Update: Here's a quick LoH example, with ordered hashes.

  use Tie::IxHash;

  my @Loh;

  for (1..5) {
    my %hash;
    tie %hash, 'Tie::IxHash';
    push @LoH, \%hash;
    # a separate instance of the lexical %hash
    #   is created each time through the loop
  }
[download]

  for (qw/Just another Perl hacker/) {
    $LoH[0]{$_} = $_;
  }
  print join(' ', keys %{ $LoH[0] }), "\n";
[download]

Many thanks to tilly for help working out a frustrating problem I ran into with my example. Upshot: do not put the tied reference itself (the return value from tie) in the data structure!
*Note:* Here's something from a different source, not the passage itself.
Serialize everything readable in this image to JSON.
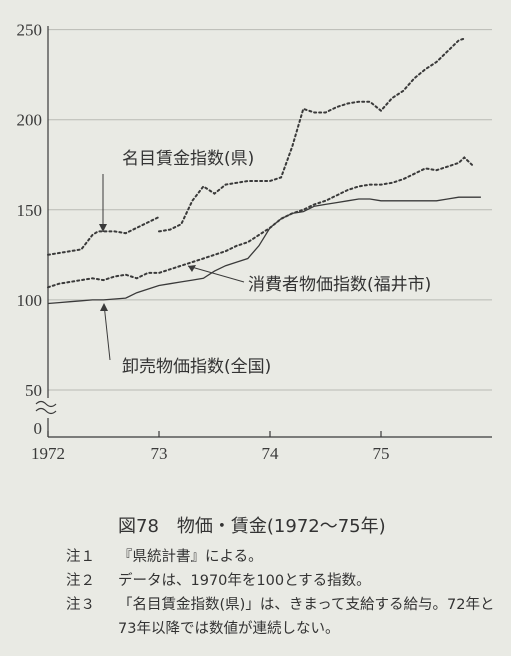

Instead, tie the hash first, and put a plain old reference to the hash in the data structure.

Update: Tie::IxHash should be quoted in the call to tie. Thanks ybiC!

Explanation on the upshot.

Tie allows an object to masquerade as a native Perl data structure. Perl maps operations into method calls, and just makes the right method calls. The return value from tie is the object. It is just a regular object, some of whose methods have names that are special to Perl.

The data structure is what gets tied, and what that means is that it has been replaced by a sort of facade. Accessing an element might do anything. Amazing, astounding, unbelievable - until you realize that this is nothing more than making Perl's native data structures look like method calls. An idea which some languages take much, much farther and integrate much better than Perl does.

BTW you can get from the data structure to the object with tied. But the object knows nothing about the data structure that has been tied to it.